(By Anthony Miller – Wednesday 22nd July 2009 3:15pm). Premji stuck to his guns on market conditions (see Wipro sees first signs of stability) and said he was “more hopeful of the future than (he had been) in the past”. That said, Wipro still very much echoed many peers’ concerns on customer dynamics, especially pricing. Like Infosys and TCS, Wipro has pretty much sorted contract renegotiations but didn’t rule out a further round if economic conditions failed to improve.
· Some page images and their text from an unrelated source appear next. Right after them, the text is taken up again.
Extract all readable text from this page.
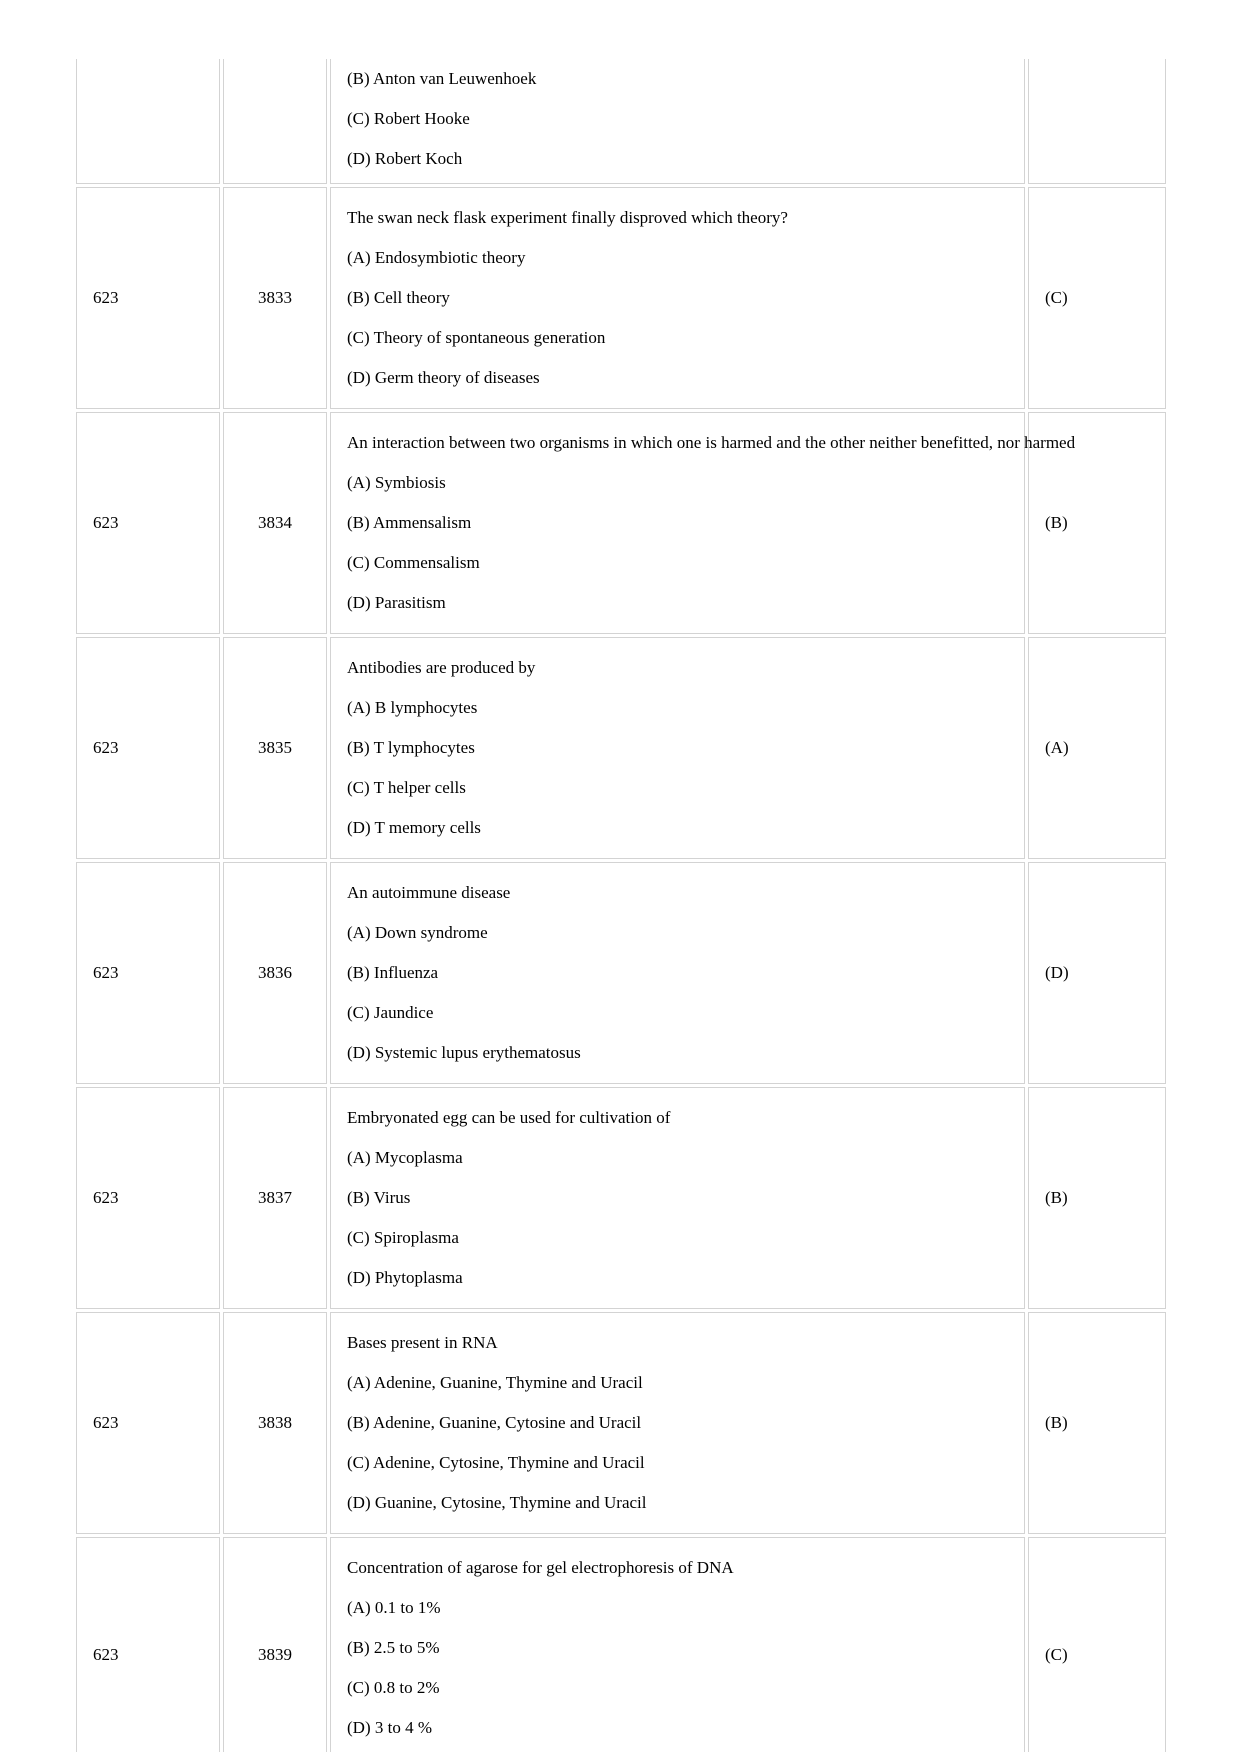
(B) Anton van Leuwenhoek
(C) Robert Hooke
(D) Robert Koch	

623	3833	The swan neck flask experiment finally disproved which theory?
(A) Endosymbiotic theory
(B) Cell theory
(C) Theory of spontaneous generation
(D) Germ theory of diseases	(C)
623	3834	An interaction between two organisms in which one is harmed and the other neither benefitted, nor harmed
(A) Symbiosis
(B) Ammensalism
(C) Commensalism
(D) Parasitism	(B)
623	3835	Antibodies are produced by
(A) B lymphocytes
(B) T lymphocytes
(C) T helper cells
(D) T memory cells	(A)
623	3836	An autoimmune disease
(A) Down syndrome
(B) Influenza
(C) Jaundice
(D) Systemic lupus erythematosus	(D)
623	3837	Embryonated egg can be used for cultivation of
(A) Mycoplasma
(B) Virus
(C) Spiroplasma
(D) Phytoplasma	(B)
623	3838	Bases present in RNA
(A) Adenine, Guanine, Thymine and Uracil
(B) Adenine, Guanine, Cytosine and Uracil
(C) Adenine, Cytosine, Thymine and Uracil
(D) Guanine, Cytosine, Thymine and Uracil	(B)

623	3839	Concentration of agarose for gel electrophoresis of DNA
(A) 0.1 to 1%
(B) 2.5 to 5%
(C) 0.8 to 2%
(D) 3 to 4 %	(C)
The picture in Europe is much as peers'. Revenues fell 5% sequentially (constant currencies), compared to -3% ccy at Infosys. Europe remains 25-26% of Wipro’s global IT services business. They are clearly winning deals; nine of its 26 new clients came from Europe. Indeed, sourcing advisors TPI reported today that Wipro appeared among the Top 5 vendors in AD&M and network services deals in EMEA last quarter as measured by TCV (total contract value). Wipro management said they are seeing ‘interesting outsourcing opportunities’ in Germany and France. However, having to deal with workers’ councils on the continent means major deals are taking 1-2 quarters longer to finalise. Wipro is also hiring in Europe, with another 45 local heads added last quarter.
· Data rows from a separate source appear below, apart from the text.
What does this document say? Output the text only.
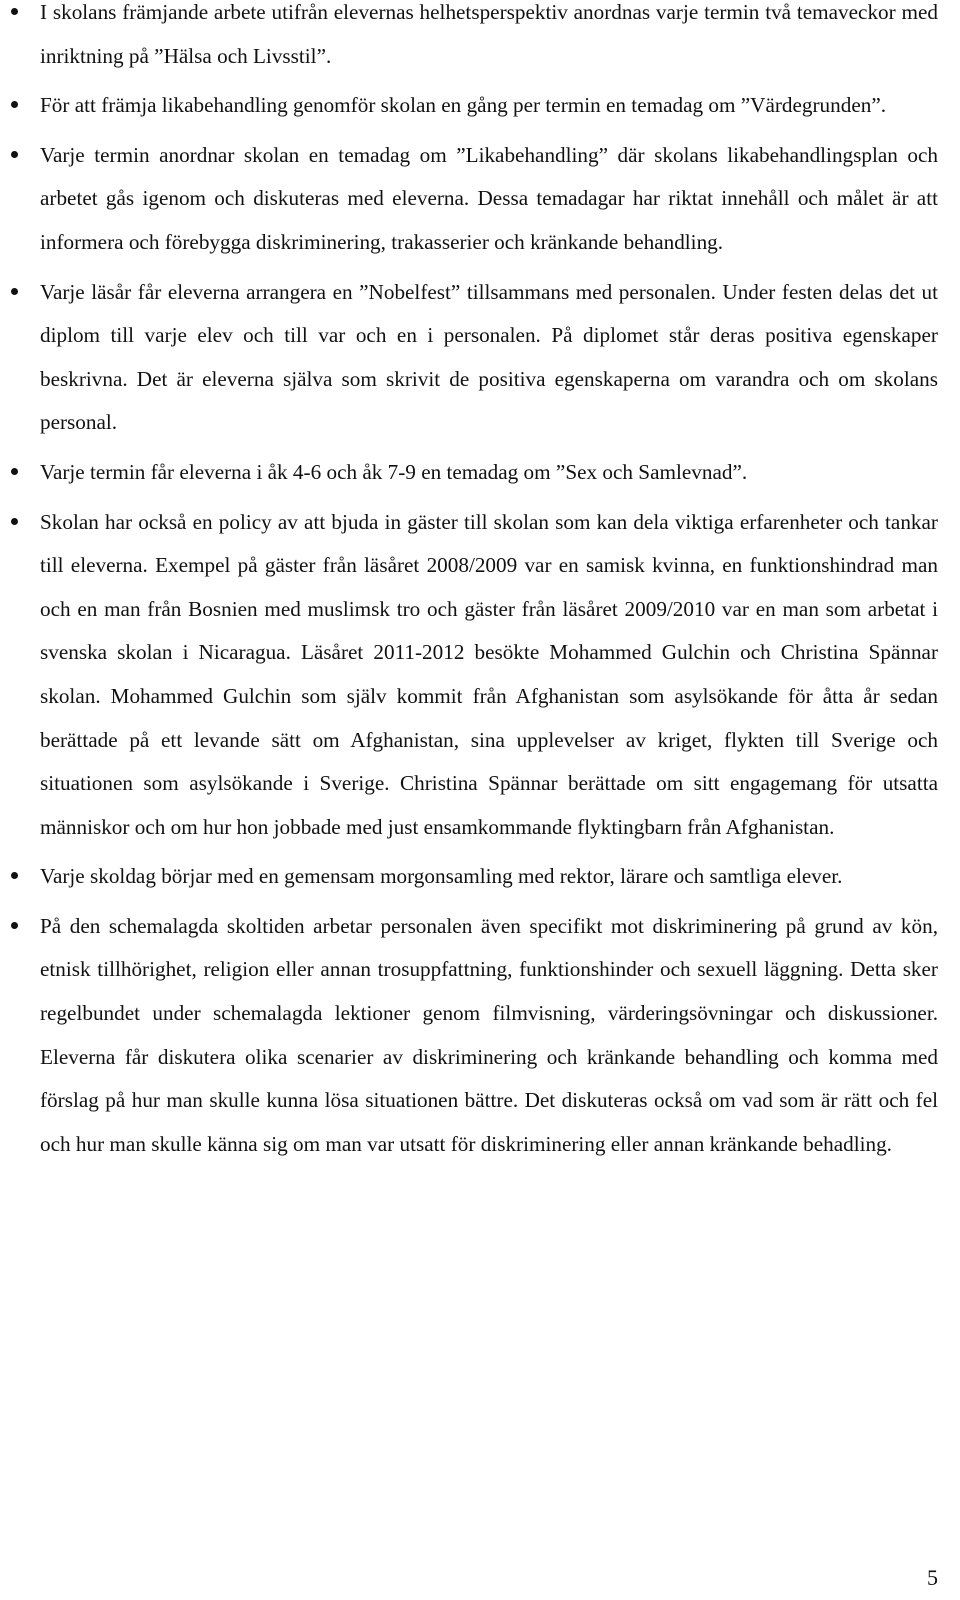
I skolans främjande arbete utifrån elevernas helhetsperspektiv anordnas varje termin två temaveckor med inriktning på ”Hälsa och Livsstil”.
För att främja likabehandling genomför skolan en gång per termin en temadag om ”Värdegrunden”.
Varje termin anordnar skolan en temadag om ”Likabehandling” där skolans likabehandlingsplan och arbetet gås igenom och diskuteras med eleverna. Dessa temadagar har riktat innehåll och målet är att informera och förebygga diskriminering, trakasserier och kränkande behandling.
Varje läsår får eleverna arrangera en ”Nobelfest” tillsammans med personalen. Under festen delas det ut diplom till varje elev och till var och en i personalen. På diplomet står deras positiva egenskaper beskrivna. Det är eleverna själva som skrivit de positiva egenskaperna om varandra och om skolans personal.
Varje termin får eleverna i åk 4-6 och åk 7-9 en temadag om ”Sex och Samlevnad”.
Skolan har också en policy av att bjuda in gäster till skolan som kan dela viktiga erfarenheter och tankar till eleverna. Exempel på gäster från läsåret 2008/2009 var en samisk kvinna, en funktionshindrad man och en man från Bosnien med muslimsk tro och gäster från läsåret 2009/2010 var en man som arbetat i svenska skolan i Nicaragua. Läsåret 2011-2012 besökte Mohammed Gulchin och Christina Spännar skolan. Mohammed Gulchin som själv kommit från Afghanistan som asylsökande för åtta år sedan berättade på ett levande sätt om Afghanistan, sina upplevelser av kriget, flykten till Sverige och situationen som asylsökande i Sverige. Christina Spännar berättade om sitt engagemang för utsatta människor och om hur hon jobbade med just ensamkommande flyktingbarn från Afghanistan.
Varje skoldag börjar med en gemensam morgonsamling med rektor, lärare och samtliga elever.
På den schemalagda skoltiden arbetar personalen även specifikt mot diskriminering på grund av kön, etnisk tillhörighet, religion eller annan trosuppfattning, funktionshinder och sexuell läggning. Detta sker regelbundet under schemalagda lektioner genom filmvisning, värderingsövningar och diskussioner. Eleverna får diskutera olika scenarier av diskriminering och kränkande behandling och komma med förslag på hur man skulle kunna lösa situationen bättre. Det diskuteras också om vad som är rätt och fel och hur man skulle känna sig om man var utsatt för diskriminering eller annan kränkande behadling.
5
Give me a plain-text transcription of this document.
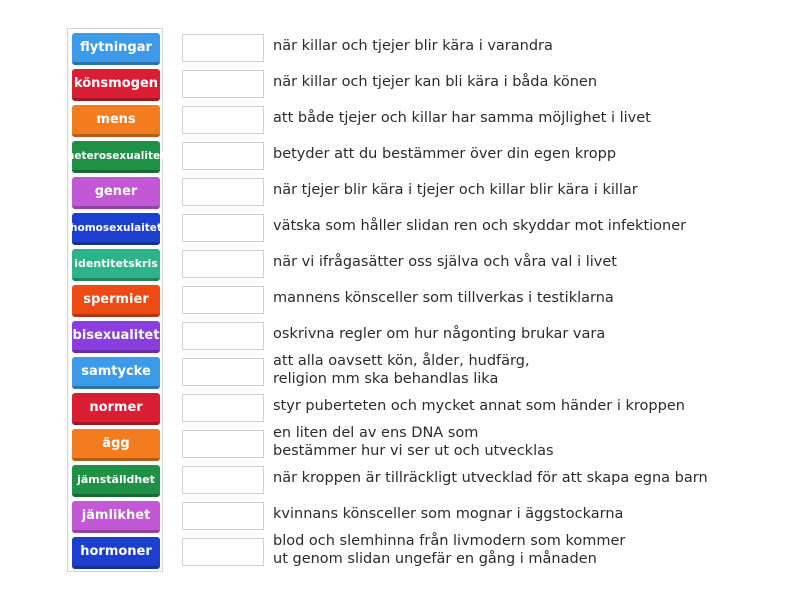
flytningar
könsmogen
mens
heterosexualitet
gener
homosexulaitet
identitetskris
spermier
bisexualitet
samtycke
normer
ägg
jämställdhet
jämlikhet
hormoner
när killar och tjejer blir kära i varandra
när killar och tjejer kan bli kära i båda könen
att både tjejer och killar har samma möjlighet i livet
betyder att du bestämmer över din egen kropp
när tjejer blir kära i tjejer och killar blir kära i killar
vätska som håller slidan ren och skyddar mot infektioner
när vi ifrågasätter oss själva och våra val i livet
mannens könsceller som tillverkas i testiklarna
oskrivna regler om hur någonting brukar vara
att alla oavsett kön, ålder, hudfärg,
religion mm ska behandlas lika
styr puberteten och mycket annat som händer i kroppen
en liten del av ens DNA som
bestämmer hur vi ser ut och utvecklas
när kroppen är tillräckligt utvecklad för att skapa egna barn
kvinnans könsceller som mognar i äggstockarna
blod och slemhinna från livmodern som kommer
ut genom slidan ungefär en gång i månaden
Wipro still lags larger peers on operating margins. Though up 1.8 pts yoy and 1.5 pts seq to 19.7%, Wipro’s Global IT Services margins still trail TCS (24.8%) and Infosys (30.1%). Wipro’s ‘pure’ IT services margins (i.e. excluding product sales – which carry a 4% margin) sit at 22.2%. Although it gets very little mention on the concalls, Wipro’s legacy Consumer Care & Lighting business (cooking oils and soaps through to lightbulbs) grew revenues 9% and now comprises 8% of the total, and runs a 15.2% operating margin. In a recession we all go back to basics!
I will be meeting Wipro Head of Europe, Ayan Mukerji, next month and will bring you more then.